UNE TECHNIQUE CHIRURGICALE
« J’ai une pratique chirurgicale de l’acte créatif, expliquait-il en mai dernier dans Les Inrocks. Je suis entouré de cutters, d’outils de menuiserie, de découpes numériques ou de plans sur papier. J’évolue avec ordre et méthode, voire une certaine maniaquerie... j’archive tout. Autant de réflexes de calligraphes en fait. Un calligraphe, avant de se mettre au boulot, il range sa table pendant une heure. C’est un bon prélude à la création je trouve. » .

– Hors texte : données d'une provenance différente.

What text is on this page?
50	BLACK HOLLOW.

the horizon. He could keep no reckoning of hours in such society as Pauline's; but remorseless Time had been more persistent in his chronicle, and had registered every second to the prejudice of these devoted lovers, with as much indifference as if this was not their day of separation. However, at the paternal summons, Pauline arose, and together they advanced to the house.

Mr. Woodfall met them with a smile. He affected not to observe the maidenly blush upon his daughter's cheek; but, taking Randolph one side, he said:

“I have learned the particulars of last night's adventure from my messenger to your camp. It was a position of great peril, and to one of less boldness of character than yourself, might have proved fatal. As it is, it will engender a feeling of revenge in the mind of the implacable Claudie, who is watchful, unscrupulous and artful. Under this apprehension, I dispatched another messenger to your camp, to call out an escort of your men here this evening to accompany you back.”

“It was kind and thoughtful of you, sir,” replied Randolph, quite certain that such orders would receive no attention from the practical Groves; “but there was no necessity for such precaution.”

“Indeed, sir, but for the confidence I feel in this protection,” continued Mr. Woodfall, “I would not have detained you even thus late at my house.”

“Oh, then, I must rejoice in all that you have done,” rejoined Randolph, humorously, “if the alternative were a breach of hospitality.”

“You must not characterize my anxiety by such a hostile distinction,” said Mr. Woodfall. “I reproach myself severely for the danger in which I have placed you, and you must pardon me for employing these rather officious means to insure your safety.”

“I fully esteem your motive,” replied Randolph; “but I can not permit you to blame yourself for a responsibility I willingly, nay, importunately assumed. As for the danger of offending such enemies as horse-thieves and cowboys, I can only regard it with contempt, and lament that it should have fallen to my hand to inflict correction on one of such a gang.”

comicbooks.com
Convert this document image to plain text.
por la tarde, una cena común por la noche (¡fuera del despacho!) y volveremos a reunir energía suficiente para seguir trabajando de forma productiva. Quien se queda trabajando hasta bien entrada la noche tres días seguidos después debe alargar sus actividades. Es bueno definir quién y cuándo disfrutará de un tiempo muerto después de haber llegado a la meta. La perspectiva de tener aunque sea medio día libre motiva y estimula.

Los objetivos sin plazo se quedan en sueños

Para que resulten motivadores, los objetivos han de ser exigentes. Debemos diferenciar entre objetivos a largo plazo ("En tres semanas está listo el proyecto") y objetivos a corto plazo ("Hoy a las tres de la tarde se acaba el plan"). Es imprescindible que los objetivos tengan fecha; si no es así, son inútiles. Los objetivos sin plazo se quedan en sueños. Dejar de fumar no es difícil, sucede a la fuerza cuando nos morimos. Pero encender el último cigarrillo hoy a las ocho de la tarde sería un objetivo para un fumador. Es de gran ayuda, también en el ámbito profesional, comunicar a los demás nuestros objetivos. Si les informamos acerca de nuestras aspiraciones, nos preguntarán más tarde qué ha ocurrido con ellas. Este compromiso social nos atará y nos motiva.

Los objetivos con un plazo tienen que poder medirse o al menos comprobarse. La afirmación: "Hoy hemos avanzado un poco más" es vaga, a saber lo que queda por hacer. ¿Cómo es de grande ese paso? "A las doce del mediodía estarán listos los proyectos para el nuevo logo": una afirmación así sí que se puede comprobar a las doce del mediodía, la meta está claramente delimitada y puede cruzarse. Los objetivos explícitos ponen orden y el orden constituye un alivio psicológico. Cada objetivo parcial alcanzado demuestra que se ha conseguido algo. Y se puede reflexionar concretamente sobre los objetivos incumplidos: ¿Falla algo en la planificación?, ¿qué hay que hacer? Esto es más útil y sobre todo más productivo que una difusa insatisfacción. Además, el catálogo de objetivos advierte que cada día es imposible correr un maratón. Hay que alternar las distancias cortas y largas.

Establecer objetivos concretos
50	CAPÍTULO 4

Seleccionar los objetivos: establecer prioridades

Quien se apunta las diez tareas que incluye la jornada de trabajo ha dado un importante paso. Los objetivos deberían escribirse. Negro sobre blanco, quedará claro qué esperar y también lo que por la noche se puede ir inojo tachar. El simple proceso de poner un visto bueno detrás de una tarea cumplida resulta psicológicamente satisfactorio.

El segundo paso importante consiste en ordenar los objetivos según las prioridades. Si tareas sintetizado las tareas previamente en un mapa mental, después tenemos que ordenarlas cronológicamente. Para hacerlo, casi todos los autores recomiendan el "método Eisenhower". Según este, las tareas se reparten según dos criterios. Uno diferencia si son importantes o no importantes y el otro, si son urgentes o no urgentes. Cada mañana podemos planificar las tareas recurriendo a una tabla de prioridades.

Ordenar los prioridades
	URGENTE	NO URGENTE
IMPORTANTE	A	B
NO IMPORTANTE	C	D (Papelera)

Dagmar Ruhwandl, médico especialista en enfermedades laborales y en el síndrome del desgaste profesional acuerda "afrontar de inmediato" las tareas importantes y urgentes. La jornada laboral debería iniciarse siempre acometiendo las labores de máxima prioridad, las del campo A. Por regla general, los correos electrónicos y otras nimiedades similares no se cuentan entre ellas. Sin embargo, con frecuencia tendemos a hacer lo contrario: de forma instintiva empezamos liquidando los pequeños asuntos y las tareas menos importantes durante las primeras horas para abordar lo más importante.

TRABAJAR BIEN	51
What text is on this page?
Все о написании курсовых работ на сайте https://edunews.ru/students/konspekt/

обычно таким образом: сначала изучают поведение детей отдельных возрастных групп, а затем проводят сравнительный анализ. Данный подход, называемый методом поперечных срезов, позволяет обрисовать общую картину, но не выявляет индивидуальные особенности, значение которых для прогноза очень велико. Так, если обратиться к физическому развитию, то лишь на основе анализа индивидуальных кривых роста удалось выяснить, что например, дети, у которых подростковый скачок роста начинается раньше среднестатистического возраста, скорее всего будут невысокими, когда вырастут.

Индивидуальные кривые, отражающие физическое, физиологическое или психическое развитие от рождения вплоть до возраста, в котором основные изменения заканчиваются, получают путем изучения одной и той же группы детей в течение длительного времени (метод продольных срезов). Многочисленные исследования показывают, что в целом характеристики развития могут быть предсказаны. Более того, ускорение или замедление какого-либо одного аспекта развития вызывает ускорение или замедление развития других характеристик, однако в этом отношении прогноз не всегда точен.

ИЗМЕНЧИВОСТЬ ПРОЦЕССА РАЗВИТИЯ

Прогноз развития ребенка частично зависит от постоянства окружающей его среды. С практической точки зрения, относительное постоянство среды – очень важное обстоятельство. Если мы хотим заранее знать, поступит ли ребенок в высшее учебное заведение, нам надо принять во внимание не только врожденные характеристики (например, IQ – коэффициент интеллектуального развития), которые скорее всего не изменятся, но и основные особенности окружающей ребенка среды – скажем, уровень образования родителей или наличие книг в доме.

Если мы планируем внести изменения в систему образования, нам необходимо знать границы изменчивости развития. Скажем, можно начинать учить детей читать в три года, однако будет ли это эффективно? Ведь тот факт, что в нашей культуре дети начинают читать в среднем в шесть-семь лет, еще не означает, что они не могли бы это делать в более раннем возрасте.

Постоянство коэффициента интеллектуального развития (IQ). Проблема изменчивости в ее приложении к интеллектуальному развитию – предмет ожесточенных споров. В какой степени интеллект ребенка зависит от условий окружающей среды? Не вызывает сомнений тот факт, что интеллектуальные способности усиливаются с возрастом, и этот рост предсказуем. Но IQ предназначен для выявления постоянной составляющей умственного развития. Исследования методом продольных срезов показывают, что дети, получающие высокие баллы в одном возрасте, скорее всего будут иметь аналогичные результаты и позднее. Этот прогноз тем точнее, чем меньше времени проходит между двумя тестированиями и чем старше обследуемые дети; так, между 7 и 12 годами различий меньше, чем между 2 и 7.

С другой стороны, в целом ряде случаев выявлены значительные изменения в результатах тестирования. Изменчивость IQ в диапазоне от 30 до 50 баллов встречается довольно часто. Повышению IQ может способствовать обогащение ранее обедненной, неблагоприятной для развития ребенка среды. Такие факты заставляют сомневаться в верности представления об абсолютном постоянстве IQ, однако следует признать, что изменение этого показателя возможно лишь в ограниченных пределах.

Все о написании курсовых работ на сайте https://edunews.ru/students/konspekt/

L’Atlas a plusieurs outils de prédilection. Le gaffer, d’abord, pour ses boussoles sur macadam. Ce scotch de grande taille est utilisé notamment au cinéma. Un accessoire familier. Son père, Yann Dedet, était monteur et a notamment travaillé avec François Truffaut, Philippe Garrel, Maurice Pialat, etc. Le gaffer a l’avantage d’être résistant, facile à couper à la main, d’avoir une bonne adhérence tout en étant facile à enlever, et en laissant peu de traces. Pour ses toiles, il a recours au scotch papier, ou en amidon de riz. Une technique proche de celles utilisées par les peintres en lettres. L’artiste utilise enfin le compresseur, pour un rendu proche de l’imprimé.
A LA CROISÉE DES CHEMINS
Résultat, des œuvres singulières, immédiatement identifiables, abstraites, mais seulement en apparence. En rendant présent quelque chose d’absent au premier abord, en jouant avec les sensations et la perception du spectateur, en sollicitant le corps et non l’esprit, L’Atlas fait le lien avec un autre mouvement, l’art optique (il est un fan assumé de Victor Vasarely), fondateur de l’art contemporain.
DE LA RUE AU MUSÉE
Faire la synthèse. Voilà donc l’ambition de L’Atlas. Transformer l’énergie pulsionnelle du tagueur en quelque chose d’universel. Réaliser l’alchimie entre la tradition, héritée de la calligraphie et de sa géométrie, et la rupture des pratiques tirées de la rue. Jouer avec les symboles de l’imaginaire et de l’inconscient collectif pour inscrire définitivement le Street art dans l’histoire de l’art et le faire entrer dans les musées. Le Street art existe depuis près de 50 ans. Il est le mouvement de notre époque. L’Atlas est dans le timing.